Targeted Transgenesis

Introduction

Note - we now also offer targeted transgenesis at the H11 locus mediated via microinjection of Cas9 RNP and plasmid targeting vectors in zygotes.

This service is designed to insert single-copy transgenes via homologous recombination into the ROSA26 locus.  Unlike the traditional method of injecting transgene DNA into the pronuclei of fertilized eggs, where integration occurs at random locations with variable copy numbers and unpredictable expression levels, this service results in consistent levels of ubiquitous expression driven by the endogenous ROSA26 promoter.  If the client wishes to control expression with an exogenous promoter, insulator elements can be inserted in the targeting vector.

This service offers the following advantages over the traditional method of pronuclear injection:

1. Similar levels of expression in all founder lines.
2. A known locus of integration.
3. Transgenes are always inserted as a single copy, minimizing the chance that they will be silenced by methylation or lost via recombination.
4. As the site of integraton is known, only a single line of "transgenic" mice is required.

How it works:

Cloning vectors are available from Addgene containing homology arms that are proven to result in a high rate of homologous recombination (see Fig. 1).  We recommend cloning the transgene into pBigT, which contains a floxed neo cassette, then excising with PacI and AscI and subcloning into pROSA26-PA, which contains the homology arms.   The client is responsible for all cloning steps, checking for cloning errors, and supplying at least 50 ug of plasmid DNA purified with the Qiagen Endo-Free Plasmid Maxi kit.  The TMF will linearize the construct and perform the final purification prior to electroporating it into ES cells.  For clients who prefer to use Gateway cloning technology, Addgene offers a Gateway-ready version of pROSA26-PA, called pROSA26-DEST.

The TMF will grow the ES cells under selection, pick a small number of resistant colonies and screen them by Southern blot, using a probe for the shorter of the two homology arms.  Based on our experience so far, around 50% of the colonies should have the transgene correctly integrated.  Using the standard homology arms in pROSA26-PA allows us to use a proven probe for all Southern blots.

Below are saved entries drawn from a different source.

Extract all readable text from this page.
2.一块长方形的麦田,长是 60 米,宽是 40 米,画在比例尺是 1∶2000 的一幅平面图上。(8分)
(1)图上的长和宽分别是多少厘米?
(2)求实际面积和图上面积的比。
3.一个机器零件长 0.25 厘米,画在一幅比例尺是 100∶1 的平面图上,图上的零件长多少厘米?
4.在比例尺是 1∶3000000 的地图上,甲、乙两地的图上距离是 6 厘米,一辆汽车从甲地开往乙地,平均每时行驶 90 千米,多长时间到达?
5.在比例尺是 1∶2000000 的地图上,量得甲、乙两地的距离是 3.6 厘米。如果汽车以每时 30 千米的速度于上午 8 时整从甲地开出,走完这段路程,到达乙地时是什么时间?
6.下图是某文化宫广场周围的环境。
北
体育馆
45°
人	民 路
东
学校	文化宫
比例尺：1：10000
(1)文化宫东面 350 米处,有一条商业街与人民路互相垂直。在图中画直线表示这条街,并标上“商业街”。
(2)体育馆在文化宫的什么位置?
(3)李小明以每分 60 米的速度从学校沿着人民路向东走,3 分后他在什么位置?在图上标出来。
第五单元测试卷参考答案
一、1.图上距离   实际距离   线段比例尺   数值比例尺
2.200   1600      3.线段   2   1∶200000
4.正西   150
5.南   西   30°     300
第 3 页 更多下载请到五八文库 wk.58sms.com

The client should then request at least 2 correctly targeted colonies to be expanded by us and cryopreserved in multiple vials stored in liquid nitrogen in the TMF.  We also strongly recommend our clients to have us count the chromosomes in 20 metaphase spreads of each clone that they want us to inject.  Clones with less than 50% euploid spreads are unlikely to produce chimeras.  Clone expansion and chromosome counting will incur additional fees.  Injection into blastocysts to produce chimeric mice would then be performed under our standard ES cell injection service.  Resulting chimeras can be bred by the client (or by the TMF under our standard breeding service) to produce heterozygous founder mice.

Fig. 1: Southern blot results for 40 colonies after targeting the ROSA26 locus.  The wildtype locus produced a band of 5.8 kb in all colonies, and 27 colonies (68%) display an additional band at 3.1 kb, indicating correct targeting with the transgene.